Notes préparatoires sur Rancière
En
préparant ces quelques notes, j’ai tenté de réfléchir un peu à ce qu’avait été
mon rapport aux écrits de Rancière. Je suis tombé sur Rancière, un peu au
hasard, dans le cadre d’un cours, au Collège universitaire dominicain, avec
Maxime Allard; cours qui portait sur l’École de Francfort et la question de
l’émancipation. En vue d’une présentation, Maxime me suggéra, ou bien peut-être
était-ce le titre du livre qui m’intrigua, Le
maître ignorant de Jacques Rancière. Ce ne fut pas une révélation, ni un
coup de cœur, mais, plutôt, une expérience bizarre, renversante. Le titre
même…un maître qui ne sait rien. Déjà – ou désormais – l’anti-platonisme de la
formule était criant. Pour Platon, l’ignorant ne peut pas être le maître de la
même manière qu’il ne peut pas être un homme de bien. L’anti-platonisme déjà,
cependant, se doublait d’un socratisme presqu’orthodoxe, presqu’ordinaire. Pour
Rancière, le maître ignorant, le « maître émancipateur », ne transmet
pas son savoir. Le rapport pédagogique n’est pas une opération de transfert,
celui du plus plein au plus vide, pour reprendre l’image du Banquet. Il ne s’agit pas d’un rapport
d’une intelligence à une autre, le rapport entre un connaissant et un ignorant.

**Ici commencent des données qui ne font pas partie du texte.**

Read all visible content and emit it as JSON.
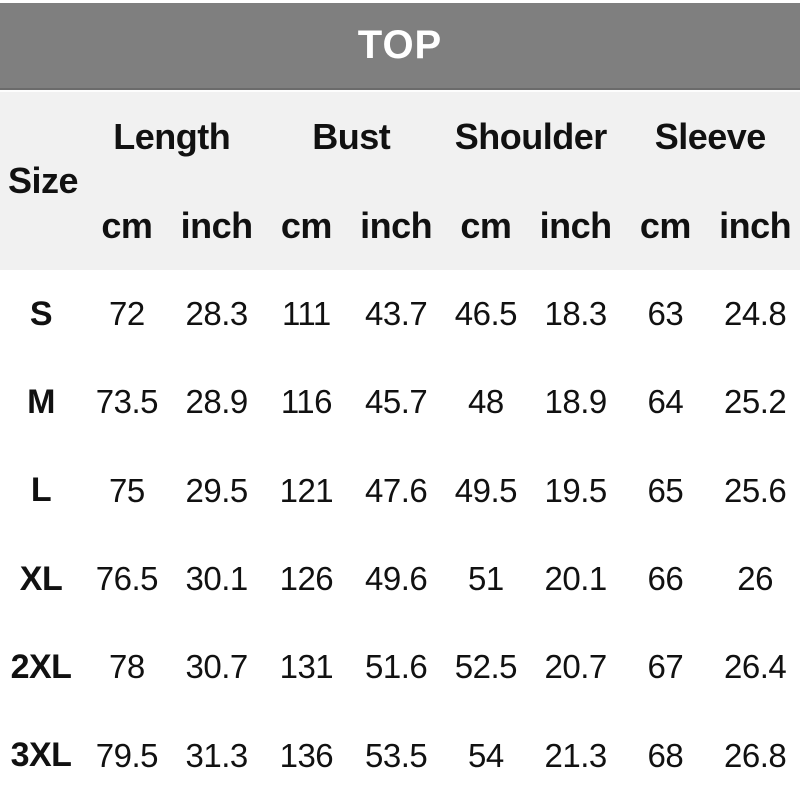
{
  "title_bar": {
    "label": "TOP"
  },
  "table": {
    "size_header": "Size",
    "groups": [
      "Length",
      "Bust",
      "Shoulder",
      "Sleeve"
    ],
    "unit_headers": [
      "cm",
      "inch",
      "cm",
      "inch",
      "cm",
      "inch",
      "cm",
      "inch"
    ],
    "rows": [
      {
        "size": "S",
        "values": [
          "72",
          "28.3",
          "111",
          "43.7",
          "46.5",
          "18.3",
          "63",
          "24.8"
        ]
      },
      {
        "size": "M",
        "values": [
          "73.5",
          "28.9",
          "116",
          "45.7",
          "48",
          "18.9",
          "64",
          "25.2"
        ]
      },
      {
        "size": "L",
        "values": [
          "75",
          "29.5",
          "121",
          "47.6",
          "49.5",
          "19.5",
          "65",
          "25.6"
        ]
      },
      {
        "size": "XL",
        "values": [
          "76.5",
          "30.1",
          "126",
          "49.6",
          "51",
          "20.1",
          "66",
          "26"
        ]
      },
      {
        "size": "2XL",
        "values": [
          "78",
          "30.7",
          "131",
          "51.6",
          "52.5",
          "20.7",
          "67",
          "26.4"
        ]
      },
      {
        "size": "3XL",
        "values": [
          "79.5",
          "31.3",
          "136",
          "53.5",
          "54",
          "21.3",
          "68",
          "26.8"
        ]
      }
    ]
  },
  "colors": {
    "title_bar_bg": "#7f7f7f",
    "title_text": "#ffffff",
    "header_band_bg": "#f1f1f1",
    "body_bg": "#ffffff",
    "text": "#111111"
  },
  "chart_data": {
    "type": "table",
    "title": "TOP",
    "columns": [
      "Size",
      "Length (cm)",
      "Length (inch)",
      "Bust (cm)",
      "Bust (inch)",
      "Shoulder (cm)",
      "Shoulder (inch)",
      "Sleeve (cm)",
      "Sleeve (inch)"
    ],
    "rows": [
      [
        "S",
        72,
        28.3,
        111,
        43.7,
        46.5,
        18.3,
        63,
        24.8
      ],
      [
        "M",
        73.5,
        28.9,
        116,
        45.7,
        48,
        18.9,
        64,
        25.2
      ],
      [
        "L",
        75,
        29.5,
        121,
        47.6,
        49.5,
        19.5,
        65,
        25.6
      ],
      [
        "XL",
        76.5,
        30.1,
        126,
        49.6,
        51,
        20.1,
        66,
        26
      ],
      [
        "2XL",
        78,
        30.7,
        131,
        51.6,
        52.5,
        20.7,
        67,
        26.4
      ],
      [
        "3XL",
        79.5,
        31.3,
        136,
        53.5,
        54,
        21.3,
        68,
        26.8
      ]
    ],
    "layout": {
      "header_levels": 2,
      "gridlines": false,
      "title_position": "top-banner"
    }
  }
}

Le rapport pédagogique, c’est une « relation pure de volonté à volonté ».
C’est
ce socratisme et ce qui me semble être sa vérité qui m’attira : qu’en
quelque sorte, la philosophie n’est pas une affaire de transmission d’une
doctrine, d’un système, de connaissances; que la philosophie était bien plutôt
une affaire de rencontres, rencontres de textes et de personnes; une affaire de
curiosité creusée jusqu’à la folie – jusqu’à la folie, telle qu’elle est
comprise par le monde. Socrate et Rancière ici sont proches de St. Paul, malgré la haine de
la philosophie de ce dernier. Foucault aussi, s’en rapproche lorsqu’il nous dit
que « le propre de la philosophie
c’est qu’elle ne sait jamais au juste ce qu’est le jour et ce qu’est la nuit ».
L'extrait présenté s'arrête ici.